Hannan Motor Co. v. Darr, 212 Miss. 870, 56 So.2d 64 (1952), was a suit by a motor company to enforce a mechanic’s lien on a motor truck and a purchase money lien on tires and tubes. In disallowing certain of the mechanic’s lien claim, it was said that prior decisions had established two rules: First, the mechanic’s lien has priority over a prior mortgage type of lien only if the repairs were reasonably necessary to preserve the property, to permit its ordinary operation, and to prevent its deterioration; second, the statute requires “that a substantial part of such a claimed lien must be labor.”

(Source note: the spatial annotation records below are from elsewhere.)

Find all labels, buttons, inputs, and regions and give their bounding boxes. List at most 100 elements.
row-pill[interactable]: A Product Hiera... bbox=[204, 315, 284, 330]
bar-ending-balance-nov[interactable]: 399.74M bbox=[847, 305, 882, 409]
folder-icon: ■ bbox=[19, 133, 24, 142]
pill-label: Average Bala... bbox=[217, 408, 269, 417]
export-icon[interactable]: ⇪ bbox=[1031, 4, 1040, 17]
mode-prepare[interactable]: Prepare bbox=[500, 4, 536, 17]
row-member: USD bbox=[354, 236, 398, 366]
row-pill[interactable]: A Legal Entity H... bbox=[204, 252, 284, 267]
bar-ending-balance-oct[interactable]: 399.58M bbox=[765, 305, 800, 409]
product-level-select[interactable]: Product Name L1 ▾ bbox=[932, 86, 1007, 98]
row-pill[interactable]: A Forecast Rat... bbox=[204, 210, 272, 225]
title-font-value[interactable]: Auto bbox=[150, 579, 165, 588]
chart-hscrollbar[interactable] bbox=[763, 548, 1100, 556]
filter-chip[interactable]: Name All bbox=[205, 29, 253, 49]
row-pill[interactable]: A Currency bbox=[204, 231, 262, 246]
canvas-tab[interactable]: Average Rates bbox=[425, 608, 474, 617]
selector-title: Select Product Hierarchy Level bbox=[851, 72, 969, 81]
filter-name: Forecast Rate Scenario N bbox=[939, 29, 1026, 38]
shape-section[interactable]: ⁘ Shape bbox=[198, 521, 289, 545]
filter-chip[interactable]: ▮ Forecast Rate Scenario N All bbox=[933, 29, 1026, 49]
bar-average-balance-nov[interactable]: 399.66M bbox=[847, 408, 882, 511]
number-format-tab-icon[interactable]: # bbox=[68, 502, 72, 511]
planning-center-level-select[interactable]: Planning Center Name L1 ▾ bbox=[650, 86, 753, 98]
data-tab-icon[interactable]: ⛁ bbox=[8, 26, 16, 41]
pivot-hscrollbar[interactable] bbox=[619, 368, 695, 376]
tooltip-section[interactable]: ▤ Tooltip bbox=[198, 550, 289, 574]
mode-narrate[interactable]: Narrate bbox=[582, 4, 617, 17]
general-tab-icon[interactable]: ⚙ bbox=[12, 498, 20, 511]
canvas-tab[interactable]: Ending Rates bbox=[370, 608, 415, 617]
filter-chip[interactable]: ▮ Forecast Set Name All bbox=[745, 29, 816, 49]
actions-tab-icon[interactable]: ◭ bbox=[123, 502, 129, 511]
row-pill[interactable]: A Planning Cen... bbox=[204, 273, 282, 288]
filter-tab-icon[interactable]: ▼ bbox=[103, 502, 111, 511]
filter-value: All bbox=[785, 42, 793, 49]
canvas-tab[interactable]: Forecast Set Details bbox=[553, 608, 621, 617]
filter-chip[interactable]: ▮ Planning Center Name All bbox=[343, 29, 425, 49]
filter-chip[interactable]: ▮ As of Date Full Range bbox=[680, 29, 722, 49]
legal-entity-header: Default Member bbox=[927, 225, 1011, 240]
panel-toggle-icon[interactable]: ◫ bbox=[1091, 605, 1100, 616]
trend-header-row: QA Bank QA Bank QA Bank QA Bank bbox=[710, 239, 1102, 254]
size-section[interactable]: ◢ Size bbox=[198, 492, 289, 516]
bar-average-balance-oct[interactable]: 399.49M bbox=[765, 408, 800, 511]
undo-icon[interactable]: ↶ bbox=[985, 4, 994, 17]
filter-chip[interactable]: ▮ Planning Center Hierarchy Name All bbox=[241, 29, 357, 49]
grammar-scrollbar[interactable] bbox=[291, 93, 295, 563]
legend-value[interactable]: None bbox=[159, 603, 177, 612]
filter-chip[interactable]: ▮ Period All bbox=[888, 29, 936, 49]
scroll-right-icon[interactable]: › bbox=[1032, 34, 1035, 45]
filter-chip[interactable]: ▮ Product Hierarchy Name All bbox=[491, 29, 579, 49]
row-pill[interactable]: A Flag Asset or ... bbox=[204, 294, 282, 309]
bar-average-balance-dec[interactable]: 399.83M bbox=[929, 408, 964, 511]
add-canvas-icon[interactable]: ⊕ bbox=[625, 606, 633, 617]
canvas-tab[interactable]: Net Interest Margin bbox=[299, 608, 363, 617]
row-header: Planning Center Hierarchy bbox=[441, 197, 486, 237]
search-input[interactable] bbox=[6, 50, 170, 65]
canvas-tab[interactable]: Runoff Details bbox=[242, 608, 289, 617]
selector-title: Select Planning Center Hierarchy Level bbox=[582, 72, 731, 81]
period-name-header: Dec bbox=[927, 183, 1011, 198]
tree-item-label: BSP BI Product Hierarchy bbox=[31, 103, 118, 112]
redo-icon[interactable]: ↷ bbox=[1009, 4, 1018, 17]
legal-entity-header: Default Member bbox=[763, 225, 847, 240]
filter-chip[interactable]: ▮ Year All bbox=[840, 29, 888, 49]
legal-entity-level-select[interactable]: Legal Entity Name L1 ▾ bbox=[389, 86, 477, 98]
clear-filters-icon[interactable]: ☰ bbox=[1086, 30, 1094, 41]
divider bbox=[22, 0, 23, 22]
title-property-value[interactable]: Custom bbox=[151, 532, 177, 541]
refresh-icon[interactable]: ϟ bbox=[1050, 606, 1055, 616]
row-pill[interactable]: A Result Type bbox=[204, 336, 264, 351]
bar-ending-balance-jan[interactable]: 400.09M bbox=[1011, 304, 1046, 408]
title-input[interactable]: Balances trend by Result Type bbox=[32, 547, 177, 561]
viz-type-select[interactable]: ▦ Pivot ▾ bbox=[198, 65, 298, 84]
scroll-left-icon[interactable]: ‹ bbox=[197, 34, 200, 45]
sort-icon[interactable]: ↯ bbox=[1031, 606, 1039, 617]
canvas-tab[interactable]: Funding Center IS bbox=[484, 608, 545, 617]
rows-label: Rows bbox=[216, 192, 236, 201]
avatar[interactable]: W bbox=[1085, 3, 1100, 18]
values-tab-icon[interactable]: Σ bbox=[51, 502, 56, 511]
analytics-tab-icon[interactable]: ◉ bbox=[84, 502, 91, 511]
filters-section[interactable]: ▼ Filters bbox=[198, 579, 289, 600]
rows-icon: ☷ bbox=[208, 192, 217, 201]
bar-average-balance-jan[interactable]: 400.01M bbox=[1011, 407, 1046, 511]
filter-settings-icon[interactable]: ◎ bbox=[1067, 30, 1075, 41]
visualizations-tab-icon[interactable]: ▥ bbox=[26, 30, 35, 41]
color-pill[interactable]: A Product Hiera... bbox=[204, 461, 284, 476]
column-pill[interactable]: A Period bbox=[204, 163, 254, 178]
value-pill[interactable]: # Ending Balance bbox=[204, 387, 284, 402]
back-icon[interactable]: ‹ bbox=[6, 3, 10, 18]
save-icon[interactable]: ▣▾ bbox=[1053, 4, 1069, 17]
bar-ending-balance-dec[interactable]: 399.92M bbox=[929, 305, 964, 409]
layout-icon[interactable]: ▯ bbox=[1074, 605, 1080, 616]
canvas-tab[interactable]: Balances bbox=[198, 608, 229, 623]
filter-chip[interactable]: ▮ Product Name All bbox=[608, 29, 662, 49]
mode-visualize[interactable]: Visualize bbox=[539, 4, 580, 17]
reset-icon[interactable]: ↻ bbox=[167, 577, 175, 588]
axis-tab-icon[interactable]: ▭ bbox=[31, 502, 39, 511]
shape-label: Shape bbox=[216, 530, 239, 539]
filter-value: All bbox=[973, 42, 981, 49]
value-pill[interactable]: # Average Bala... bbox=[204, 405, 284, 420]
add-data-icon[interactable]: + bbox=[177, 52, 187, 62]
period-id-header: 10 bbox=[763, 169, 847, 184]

Invoices (1) through (3) were for loading and hauling the stated equipment. Number (4) was for assembling and rolling cable. Invoices (5) and (6) were in effect for tearing the rig down, hauling and transporting it to a new location, and setting it down at the new location. White testified that he specialized in hauling heavy equipment. He was in the trucking business, operating 17 trucks. The rates which he charged were set by the Public Service Commission. After he hauled and transported the equipment to the new location, he would “set it up,” and would place it “where it could be tied into the rig.” This disassembling and reassembling the rig was not “constructing” it within the terms of the statute. The word “construct” in the statute comprehends more than simply disassembling, transporting, unloading, and in some respects reassembling a drilling rig. It connotes the building, composing, fabricating, or erecting of a piece of property or structure somewhat permanent in nature. See 16A C.J.S. Construct at 1231 (1956); 16A C.J.S. Construction at 1234; 57 C.J.S. Mechanics’ Liens § 22a (1948); 36 Am.Jur., Mechanics’ Liens § 41 (1941). Generally the word “construc-tion” includes “whatever is contributed either in labor or materials toward the making or finishing of any part” of a completed structure or a building. 36 Am. Jur., Mechanics’ Liens § 41 (1941).

Buckwalter v. McElroy, 205 Miss. 54, 38 So.2d 317 (1949), upheld a lien on electrical equipment and machinery installed in a permanent fashion by the mechanic in a building. It is not relevant to the present issue.

Affirmed.

JONES, BRADY, INZER and ROBERTSON, JJ., concur.